Der Film „Halt die Tasten heiß“ (Originaltitel: Ballad in Blue) ist der einzige Spielfilm, in dem Ray Charles eine echte Hauptrolle spielt und nicht nur einen kurzen Gastauftritt hat.
Obwohl der Film eine fiktive Handlung hat, gibt es starke Parallelen zu Ray Charles‘ eigenem Leben. Er spielt sich selbst und freundet sich mit dem blinden Jungen David an. Ray Charles selbst erblindete im Alter von etwa sieben Jahren, fast genau in dem Alter, in dem der Junge im Film ist. Er nutzt im Film seine eigene Erfahrung, um dem Jungen Mut zu machen.

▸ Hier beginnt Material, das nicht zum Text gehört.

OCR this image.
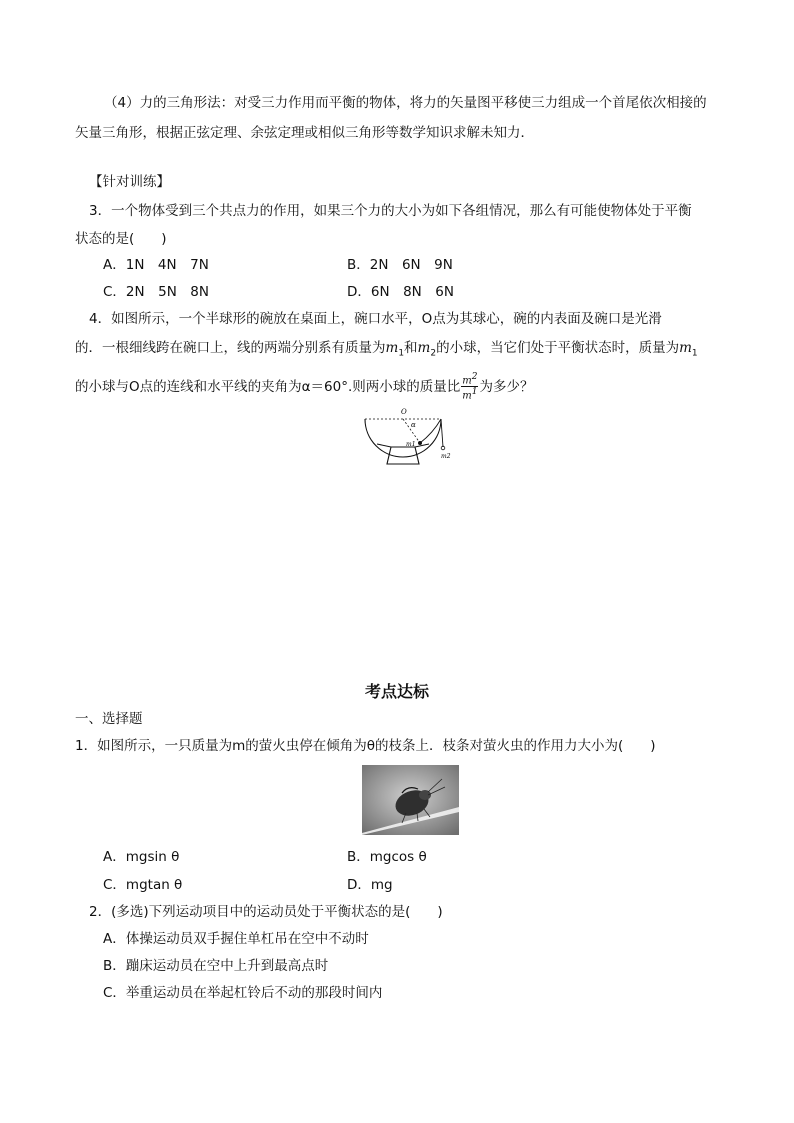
（4）力的三角形法：对受三力作用而平衡的物体，将力的矢量图平移使三力组成一个首尾依次相接的
矢量三角形，根据正弦定理、余弦定理或相似三角形等数学知识求解未知力．
【针对训练】
3．一个物体受到三个共点力的作用，如果三个力的大小为如下各组情况，那么有可能使物体处于平衡
状态的是(　　)
A．1N　4N　7N	B．2N　6N　9N
C．2N　5N　8N	D．6N　8N　6N
4．如图所示，一个半球形的碗放在桌面上，碗口水平，O点为其球心，碗的内表面及碗口是光滑
的．一根细线跨在碗口上，线的两端分别系有质量为$m_1$和$m_2$的小球，当它们处于平衡状态时，质量为$m_1$
的小球与O点的连线和水平线的夹角为α＝60°.则两小球的质量比 $\frac{m^2}{m^1}$ 为多少？
O
α
m1
m2
考点达标
一、选择题
1．如图所示，一只质量为m的萤火虫停在倾角为θ的枝条上．枝条对萤火虫的作用力大小为(　　)
A．mgsin θ	B．mgcos θ
C．mgtan θ	D．mg
2．(多选)下列运动项目中的运动员处于平衡状态的是(　　)
A．体操运动员双手握住单杠吊在空中不动时
B．蹦床运动员在空中上升到最高点时
C．举重运动员在举起杠铃后不动的那段时间内
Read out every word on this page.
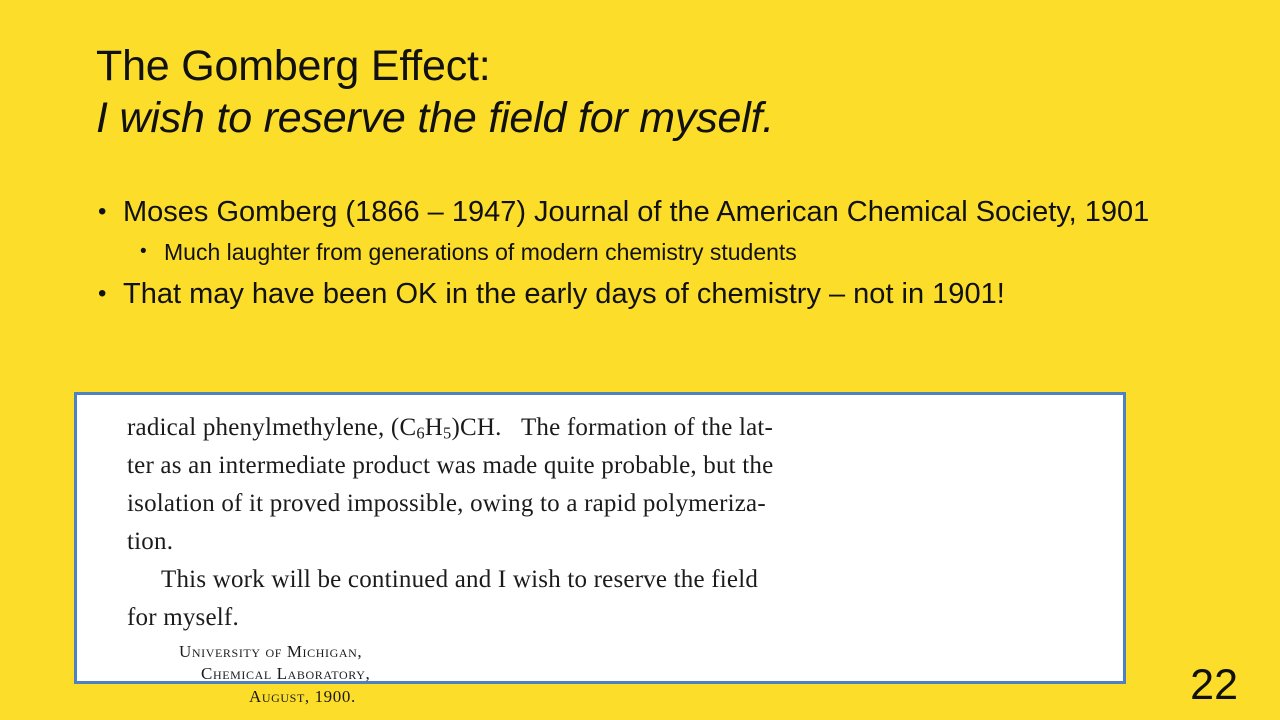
The Gomberg Effect:
I wish to reserve the field for myself.
• Moses Gomberg (1866 – 1947) Journal of the American Chemical Society, 1901
• Much laughter from generations of modern chemistry students
• That may have been OK in the early days of chemistry – not in 1901!
radical phenylmethylene, $(C_6H_5)CH$.   The formation of the lat-
ter as an intermediate product was made quite probable, but the
isolation of it proved impossible, owing to a rapid polymeriza-
tion.
This work will be continued and I wish to reserve the field
for myself.
University of Michigan,
Chemical Laboratory,
August, 1900.	22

Regie führte Paul Henreid. Er war der Schauspieler, der den Widerstandskämpfer Victor Laszlo im Kultklassiker Casablanca spielte. Später wechselte er hinter die Kamera. „Halt die Tasten heiß“ war sein letzter Kinofilm als Regisseur.
Der Film wird oft als Mischung aus Drama und Konzertfilm beschrieben. Zu hören sind Klassiker wie
- Hit the Road Jack
- What’d I Say
- Unchain My Heart
- I Got a Woman
Der Film wurde größtenteils in London und Paris gedreht, was ihm ein europäisches „Sixties-Flair“ verleiht. In einer Szene schenkt Ray dem Jungen seine eigene Blindenschrift-Armbanduhr (eine sogenannte „Tactile Watch“), was der Szene eine starke Echtheit verleiht. Ray Charles war im echten Leben ein leidenschaftlicher Sammler von Uhren und Technik für Blinde. Er besaß später sogar eine der ersten Armbanduhren, die die Zeit per Stimme ansagen konnten, blieb aber den mechanischen Tast-Uhren (wie der im Film) lange treu, weil sie zuverlässiger waren.